Однако надо было уезжать. Адмирал не успел докончить лекции о круглых судах и, круто повернувшись, пошел прощаться.
Высокий худой господин со звездой, прощаясь с Борским, спросил:
- Говорили с генералом?
- Говорил... Кажется, он будет согласен...
- Это хорошо, а все-таки вам лучше съездить к Наталье Кириловне и с ней еще переговорить... Она... ну, да вы сами знаете... На днях побывайте у меня.
Скоро все гости разъехались. Остались одни Чепелевы.
Старик отец нежно глядел на Елену, держал ее за руку и тихо с нею разговаривал.
Чепелева у окна говорила с Борским.
- Каков дядя?! И на свадьбу не мог приехать... Это просто срам... Я у него была сегодня утром: говорит, болен и никого не принимает... Дать своей наследнице каких-нибудь пятьдесят тысяч... Я этого не ожидала.
- Он серьезно болен?..
- Однако выезжает и целые дни проводит у Бениславской... Это становится скандалезным... в его лета и с его болезнью!
- Я знал эту барыню. Это энергичная женщина... Вы, Александра Матвеевна, вместо того чтобы понапрасну бранить их, узнайте-ка завтра получше, как там дела... Дело может кончиться серьезнее, чем мы с вами думали...
- Не лишит же он Лену наследства. Ее-то он любит?
- Все это очень возможно. Но вы знаете старика, на него легко может повлиять такая женщина, как Бениславская. Она на все способна... Было бы очень полезно старика удалить от нее...
- Но ведь вы знаете, Basile, я пробовала... Чем же это кончилось?
- Надо умней попробовать. Вы тогда, maman, слишком увлеклись... Старику ведь недолго жить, говорят, а?..

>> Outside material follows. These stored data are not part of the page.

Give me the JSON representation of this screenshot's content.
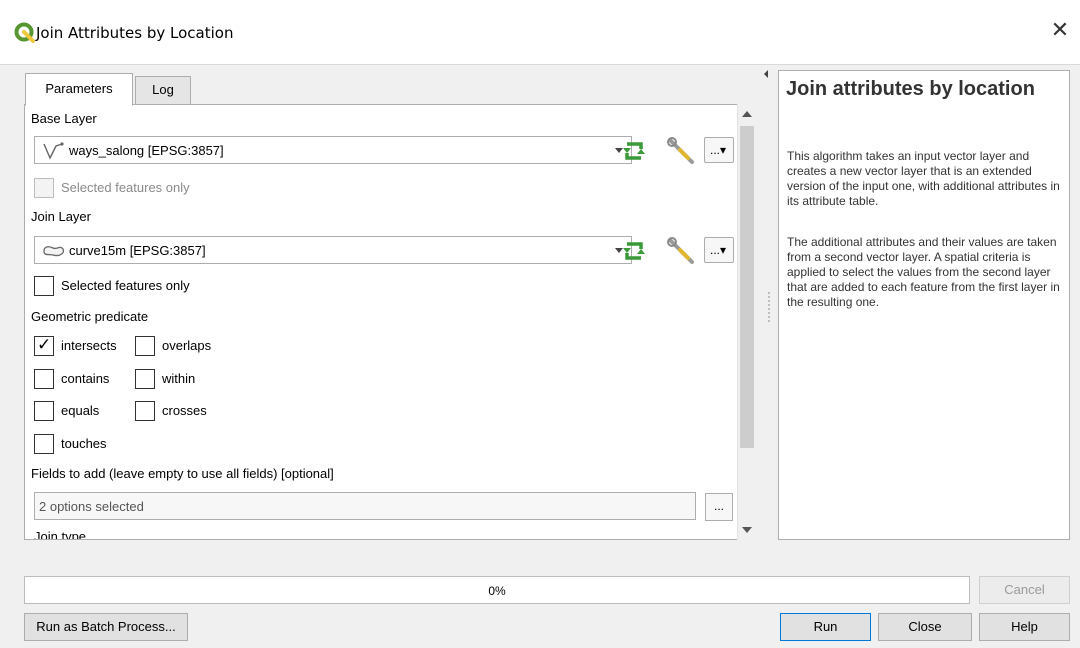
{
  "window": {
    "title": "Join Attributes by Location",
    "close_glyph": "✕",
    "app_icon": "qgis-logo-icon"
  },
  "tabs": [
    {
      "label": "Parameters",
      "active": true
    },
    {
      "label": "Log",
      "active": false
    }
  ],
  "params": {
    "base_layer": {
      "label": "Base Layer",
      "value": "ways_salong [EPSG:3857]",
      "icon": "line-layer-icon",
      "selected_only_label": "Selected features only",
      "selected_only_checked": false,
      "selected_only_enabled": false
    },
    "join_layer": {
      "label": "Join Layer",
      "value": "curve15m [EPSG:3857]",
      "icon": "polygon-layer-icon",
      "selected_only_label": "Selected features only",
      "selected_only_checked": false,
      "selected_only_enabled": true
    },
    "ellipsis_dropdown_label": "...▾",
    "predicate": {
      "label": "Geometric predicate",
      "options": [
        {
          "label": "intersects",
          "checked": true
        },
        {
          "label": "overlaps",
          "checked": false
        },
        {
          "label": "contains",
          "checked": false
        },
        {
          "label": "within",
          "checked": false
        },
        {
          "label": "equals",
          "checked": false
        },
        {
          "label": "crosses",
          "checked": false
        },
        {
          "label": "touches",
          "checked": false
        }
      ]
    },
    "fields": {
      "label": "Fields to add (leave empty to use all fields) [optional]",
      "value": "2 options selected",
      "button_label": "..."
    },
    "join_type_label": "Join type"
  },
  "help": {
    "title": "Join attributes by location",
    "paragraph1": "This algorithm takes an input vector layer and creates a new vector layer that is an extended version of the input one, with additional attributes in its attribute table.",
    "paragraph2": "The additional attributes and their values are taken from a second vector layer. A spatial criteria is applied to select the values from the second layer that are added to each feature from the first layer in the resulting one."
  },
  "progress": {
    "value": 0,
    "text": "0%"
  },
  "buttons": {
    "cancel": "Cancel",
    "batch": "Run as Batch Process...",
    "run": "Run",
    "close": "Close",
    "help": "Help"
  },
  "colors": {
    "accent": "#0078d7",
    "iterate_icon": "#3a9a3a",
    "qgis_green": "#589632",
    "qgis_yellow": "#f0c83c"
  }
}
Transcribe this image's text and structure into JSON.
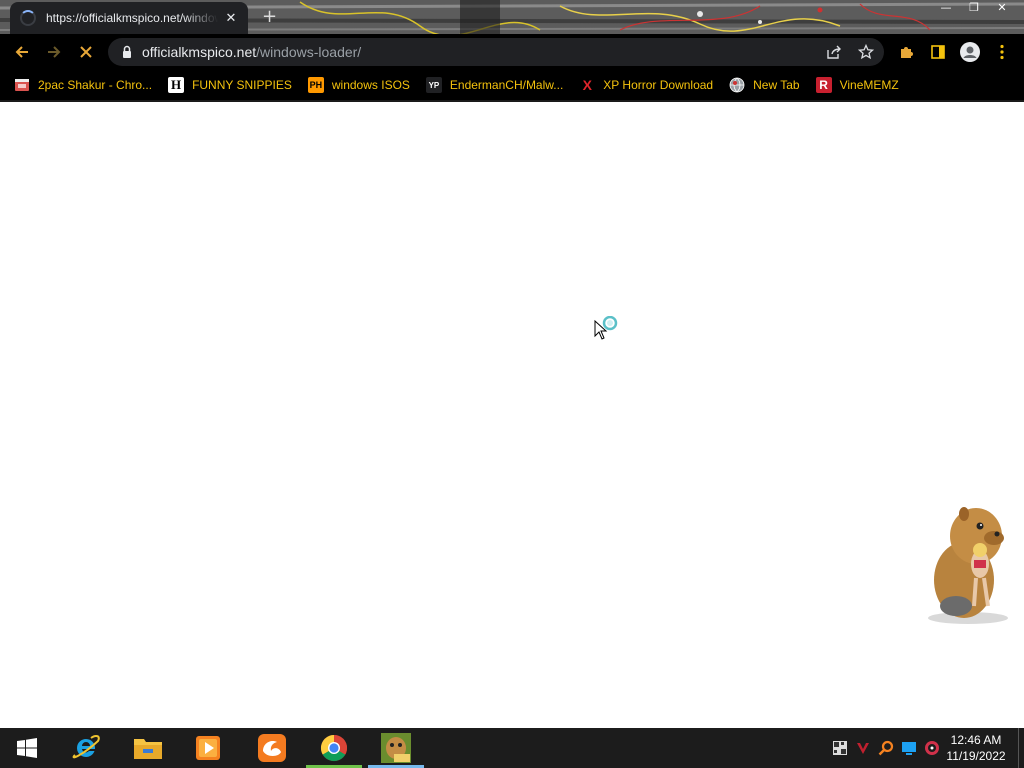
{
  "tab": {
    "title": "https://officialkmspico.net/windows-loader/",
    "close_glyph": "✕",
    "new_tab_glyph": "+"
  },
  "window_controls": [
    "—",
    "❐",
    "✕"
  ],
  "omnibox": {
    "host": "officialkmspico.net",
    "path": "/windows-loader/"
  },
  "bookmarks": [
    {
      "label": "2pac Shakur - Chro...",
      "icon": "film-icon",
      "badge": "",
      "bg": "#202124",
      "fg": "#e8eaed"
    },
    {
      "label": "FUNNY SNIPPIES",
      "icon": "h-icon",
      "badge": "H",
      "bg": "#ffffff",
      "fg": "#000000"
    },
    {
      "label": "windows ISOS",
      "icon": "ph-icon",
      "badge": "PH",
      "bg": "#f90",
      "fg": "#000000"
    },
    {
      "label": "EndermanCH/Malw...",
      "icon": "yp-icon",
      "badge": "YP",
      "bg": "#202124",
      "fg": "#ffffff"
    },
    {
      "label": "XP Horror Download",
      "icon": "x-icon",
      "badge": "X",
      "bg": "#000000",
      "fg": "#e0242b"
    },
    {
      "label": "New Tab",
      "icon": "globe-icon",
      "badge": "",
      "bg": "#202124",
      "fg": "#ffffff"
    },
    {
      "label": "VineMEMZ",
      "icon": "r-icon",
      "badge": "R",
      "bg": "#c8202f",
      "fg": "#ffffff"
    }
  ],
  "clock": {
    "time": "12:46 AM",
    "date": "11/19/2022"
  },
  "taskbar_apps": [
    "internet-explorer-icon",
    "file-explorer-icon",
    "media-player-icon",
    "uc-browser-icon",
    "chrome-icon",
    "bonzi-box-icon"
  ],
  "colors": {
    "bookmark_text": "#f4c20d",
    "toolbar_bg": "#000000",
    "omnibox_bg": "#202124",
    "taskbar_bg": "#1c1c1c"
  }
}
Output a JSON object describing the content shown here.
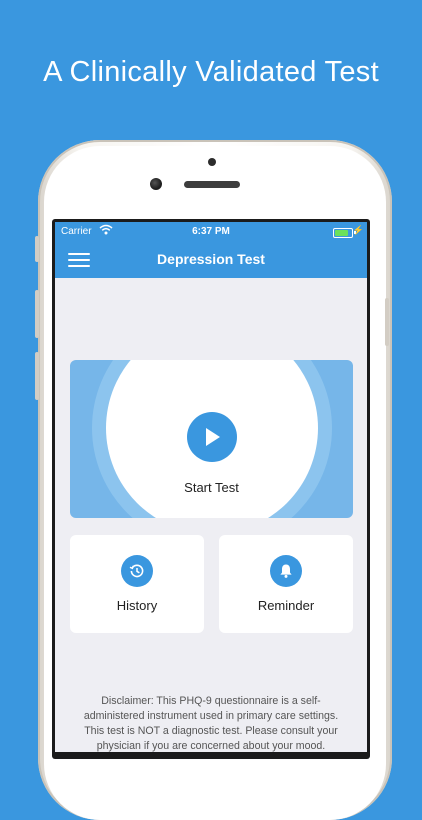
{
  "headline": "A Clinically Validated Test",
  "status_bar": {
    "carrier": "Carrier",
    "time": "6:37 PM",
    "battery_color": "#6be15a",
    "battery_level": 0.8
  },
  "nav": {
    "title": "Depression Test",
    "menu_icon": "hamburger-icon"
  },
  "hero": {
    "label": "Start Test",
    "icon": "play-icon"
  },
  "cards": [
    {
      "label": "History",
      "icon": "history-icon"
    },
    {
      "label": "Reminder",
      "icon": "bell-icon"
    }
  ],
  "disclaimer": "Disclaimer: This PHQ-9 questionnaire is a self-administered instrument used in primary care settings. This test is NOT a diagnostic test. Please consult your physician if you are concerned about your mood.",
  "colors": {
    "background": "#3a97df",
    "accent": "#3a97df",
    "screen_bg": "#eeeef3"
  }
}
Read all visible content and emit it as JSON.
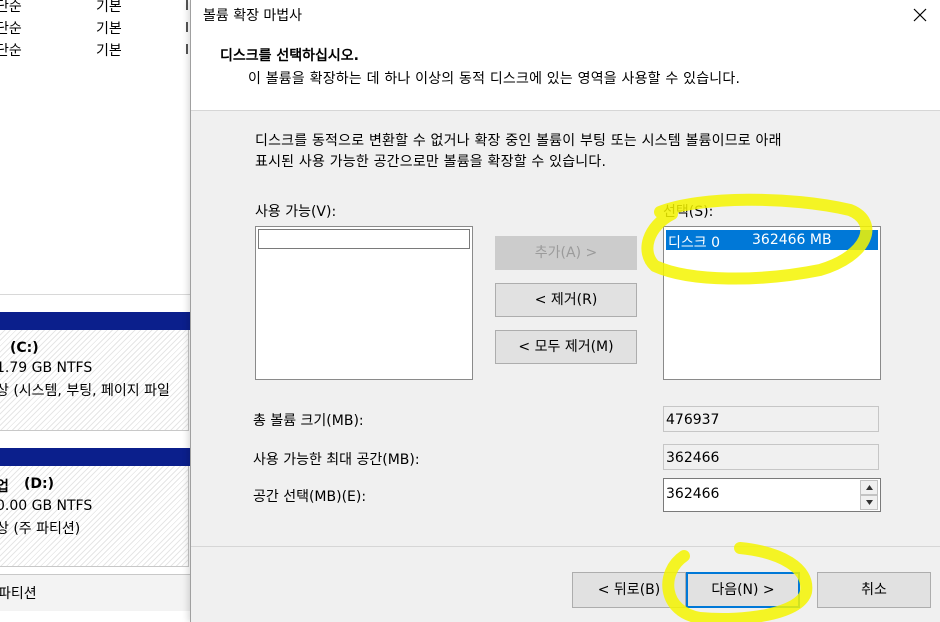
{
  "background": {
    "list_rows": [
      {
        "type": "단순",
        "kind": "기본"
      },
      {
        "type": "단순",
        "kind": "기본"
      },
      {
        "type": "단순",
        "kind": "기본"
      }
    ],
    "volume_c": {
      "name": "(C:)",
      "size": "1.79 GB NTFS",
      "status": "상 (시스템, 부팅, 페이지 파일"
    },
    "volume_d": {
      "name_prefix": "업",
      "name": "(D:)",
      "size": "0.00 GB NTFS",
      "status": "상 (주 파티션)"
    },
    "legend_partition": "파티션"
  },
  "dialog": {
    "title": "볼륨 확장 마법사",
    "header_title": "디스크를 선택하십시오.",
    "header_subtitle": "이 볼륨을 확장하는 데 하나 이상의 동적 디스크에 있는 영역을 사용할 수 있습니다.",
    "description_line1": "디스크를 동적으로 변환할 수 없거나 확장 중인 볼륨이 부팅 또는 시스템 볼륨이므로 아래",
    "description_line2": "표시된 사용 가능한 공간으로만 볼륨을 확장할 수 있습니다.",
    "available_label": "사용 가능(V):",
    "selected_label": "선택(S):",
    "selected_items": [
      {
        "disk": "디스크 0",
        "size": "362466 MB"
      }
    ],
    "buttons": {
      "add": "추가(A) >",
      "remove": "< 제거(R)",
      "remove_all": "< 모두 제거(M)",
      "back": "< 뒤로(B)",
      "next": "다음(N) >",
      "cancel": "취소"
    },
    "total_size_label": "총 볼륨 크기(MB):",
    "total_size_value": "476937",
    "max_space_label": "사용 가능한 최대 공간(MB):",
    "max_space_value": "362466",
    "select_space_label": "공간 선택(MB)(E):",
    "select_space_value": "362466"
  },
  "colors": {
    "selection": "#0078d7",
    "volume_bar": "#0b1f8c",
    "highlighter": "#f5f500"
  }
}
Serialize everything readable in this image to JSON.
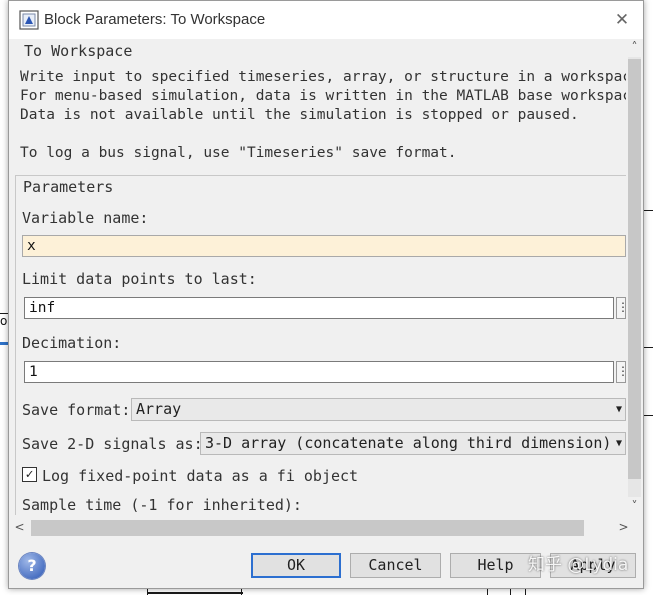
{
  "dialog": {
    "title": "Block Parameters: To Workspace",
    "close_glyph": "✕"
  },
  "block": {
    "name": "To Workspace",
    "description": [
      "Write input to specified timeseries, array, or structure in a workspace",
      "For menu-based simulation, data is written in the MATLAB base workspace",
      "Data is not available until the simulation is stopped or paused.",
      "To log a bus signal, use \"Timeseries\" save format."
    ]
  },
  "parameters": {
    "legend": "Parameters",
    "variable_name": {
      "label": "Variable name:",
      "value": "x"
    },
    "limit_points": {
      "label": "Limit data points to last:",
      "value": "inf"
    },
    "decimation": {
      "label": "Decimation:",
      "value": "1"
    },
    "save_format": {
      "label": "Save format:",
      "value": "Array"
    },
    "save_2d": {
      "label": "Save 2-D signals as:",
      "value": "3-D array (concatenate along third dimension)"
    },
    "log_fixed_point": {
      "label": "Log fixed-point data as a fi object",
      "checked": true,
      "mark": "✓"
    },
    "sample_time": {
      "label": "Sample time (-1 for inherited):"
    },
    "side_button_glyph": "⋮"
  },
  "scrollbars": {
    "up": "˄",
    "down": "˅",
    "left": "<",
    "right": ">"
  },
  "buttons": {
    "help_icon": "?",
    "ok": "OK",
    "cancel": "Cancel",
    "help": "Help",
    "apply": "Apply"
  },
  "watermark": "知乎 @Lydia",
  "icons": {
    "title": "simulink-block-icon",
    "help": "help-question-icon"
  },
  "colors": {
    "dialog_bg": "#f0f0f0",
    "highlight_field": "#fdf1d8",
    "default_button_border": "#2c6fd0"
  }
}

Борский помолчал и спросил:
- А Леля грустна... Она сегодня плакала?
- Плакала, но все эти глупости пройдут... С вами она забудет свою детскую любовь! - отвечала она, кокетливо взглядывая на Борского. - Леля ведь еще так молода!..
- Вы думаете... забудет? - задумчиво проговорил Борский.
- Еще бы... Она такая мягкая... Вы только будьте нежней... Ну, да этому учить вас не к чему!..
Отец между тем прощался с дочерью.
Елена бросилась ему на шею и нервно зарыдала. Старик тихо плакал, прижимая к груди свою любимую "девочку".
- Ведь ты будешь счастлива? Да? Ведь будешь? - точно старался уверить себя старый генерал. - К чему же слезы? Ты не плачь!.. - шептал он, прижимая к себе ее голову.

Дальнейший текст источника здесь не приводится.